Рассказал мне Ивась Лащук, как встретил он свою суженую-ряженую, свою Параску, и как про сплав забыл: без нее и цветы не цветно цветут и дубы не красно растут. Она гончара дочь и сама умелая гончарка. Вот и завился Ивась как хмель в ее сторону: сменил сплавной руль на гончарный круг. Над ним парни посмеиваются, а он хоть бы что: ему любовь-то дороже.

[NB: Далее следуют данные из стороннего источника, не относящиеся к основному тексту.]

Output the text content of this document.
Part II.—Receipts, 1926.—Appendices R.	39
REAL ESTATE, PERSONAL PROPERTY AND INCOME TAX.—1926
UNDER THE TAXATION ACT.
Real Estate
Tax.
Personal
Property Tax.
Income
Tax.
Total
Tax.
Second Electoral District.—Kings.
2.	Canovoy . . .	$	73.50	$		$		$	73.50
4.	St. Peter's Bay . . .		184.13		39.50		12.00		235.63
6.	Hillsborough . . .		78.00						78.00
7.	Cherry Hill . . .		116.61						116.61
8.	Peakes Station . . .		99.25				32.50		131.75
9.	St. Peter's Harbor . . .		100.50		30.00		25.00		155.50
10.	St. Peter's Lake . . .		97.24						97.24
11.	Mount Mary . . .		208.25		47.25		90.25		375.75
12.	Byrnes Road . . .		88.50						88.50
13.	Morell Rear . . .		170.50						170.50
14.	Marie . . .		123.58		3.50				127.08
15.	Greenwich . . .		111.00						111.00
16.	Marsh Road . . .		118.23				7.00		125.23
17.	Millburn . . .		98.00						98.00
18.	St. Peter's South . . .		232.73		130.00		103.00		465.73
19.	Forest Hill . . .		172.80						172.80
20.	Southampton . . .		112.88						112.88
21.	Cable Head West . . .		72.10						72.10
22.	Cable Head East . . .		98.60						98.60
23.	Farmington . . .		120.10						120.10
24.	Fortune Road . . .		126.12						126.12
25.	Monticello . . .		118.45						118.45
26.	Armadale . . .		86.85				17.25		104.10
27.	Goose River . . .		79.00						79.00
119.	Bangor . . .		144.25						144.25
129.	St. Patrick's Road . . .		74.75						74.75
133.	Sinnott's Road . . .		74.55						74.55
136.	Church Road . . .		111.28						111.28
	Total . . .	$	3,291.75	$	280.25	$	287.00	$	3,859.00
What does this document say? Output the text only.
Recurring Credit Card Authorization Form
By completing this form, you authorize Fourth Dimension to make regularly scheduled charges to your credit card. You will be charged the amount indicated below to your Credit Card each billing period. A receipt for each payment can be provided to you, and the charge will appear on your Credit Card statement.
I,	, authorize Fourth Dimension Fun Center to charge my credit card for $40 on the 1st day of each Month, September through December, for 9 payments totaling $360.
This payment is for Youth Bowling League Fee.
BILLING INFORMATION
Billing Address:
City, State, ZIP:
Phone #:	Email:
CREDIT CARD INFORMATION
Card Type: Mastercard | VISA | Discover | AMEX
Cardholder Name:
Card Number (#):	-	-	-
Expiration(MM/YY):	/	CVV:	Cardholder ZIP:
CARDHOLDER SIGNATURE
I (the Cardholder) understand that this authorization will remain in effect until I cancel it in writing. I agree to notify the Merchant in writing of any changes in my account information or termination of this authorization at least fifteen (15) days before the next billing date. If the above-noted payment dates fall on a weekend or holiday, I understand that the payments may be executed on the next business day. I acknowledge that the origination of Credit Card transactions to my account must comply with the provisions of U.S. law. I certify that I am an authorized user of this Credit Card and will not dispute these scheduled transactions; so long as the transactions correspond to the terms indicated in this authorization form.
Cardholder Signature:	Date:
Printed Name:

На Западной Украине, в горной Гуцульщине, не наш подмосковный фарфоровый набор, не сервизы и вазы, не чашки да бокалы, а особый народный вкус. Ладили Лащуки глиняные миски для еды и для украшения хаты, четырехногие баклаги и чутры под вино, большие калачи, из которых, передавая по кругу, пьют горилку на свадьбе, калачи «маленькие», те, что мать «князя»-жениха надевает по обычаю на руку молодым, рядом с калачами из теста и брынзы. Лепили они и свинушки-копилки, и глечики под молоко, и «баранчики», и «близнята», и «барабаны», и другую обиходную посуду. А все, что лепили, сами украшали: шилом узор наводили — цветы, листья, колеса — и, как испокон веков принято у гуцулов, красили в три цвета — желтый, зеленый и коричневый. Так славно это получалось, что только на первые часы базарного дня и хватало товара Ивасю и Параске. Родилась у них дочка Олеся, и от горшка два вершка, а лет шести тоже стала матери с отцом помогать, свои кукольные миски, чутры и калачики лепить. Какой-то дядя из Львова научил Лащуков фамильные знаки на глиняной самодельщине ставить, ну и Олеся тут как тут: на игрушечной посуде стала свой кружок выцарапывать.

Я Ивасю про родной фарфоровый завод поведал, что, мол, хотя и не на горах расположен, а все же в лесах стоит. Сохатые нередко к берегу Дубны пробираются, из чащобы выходят, не иначе как на людей посмотреть, а не только, чтобы напиться.

Это сейчас, когда прошла война, можно свободно рассуждать о партизанской войне. У людей опыт образовался и даже много книг написано. А тогда что мы знали — парни молодые, необстрелянные, да еще оказались на земле, которая совсем недавно вошла в советские границы. И правы-то иные, и разговор особый. Одно я твердо знал, что врагу не сдамся, а вот как бороться стану — честно скажу — не ведал.

Подошли мы к родной Ивасевой деревне, он мне и говорит:

— Ты, Павло, здесь в леску задержись. Я спущусь, узнаю, как у меня дома, как там Параска и моя ясочка — Олеся, как отец, — он ведь старый да немощный, — застану ли еще? А чуть стемнеет, я к тебе вернусь, поесть принесу, ну мы и обсудим, что делать дальше. Может, таких, как мы, здесь много, а может, пока лучше на глаза не показываться.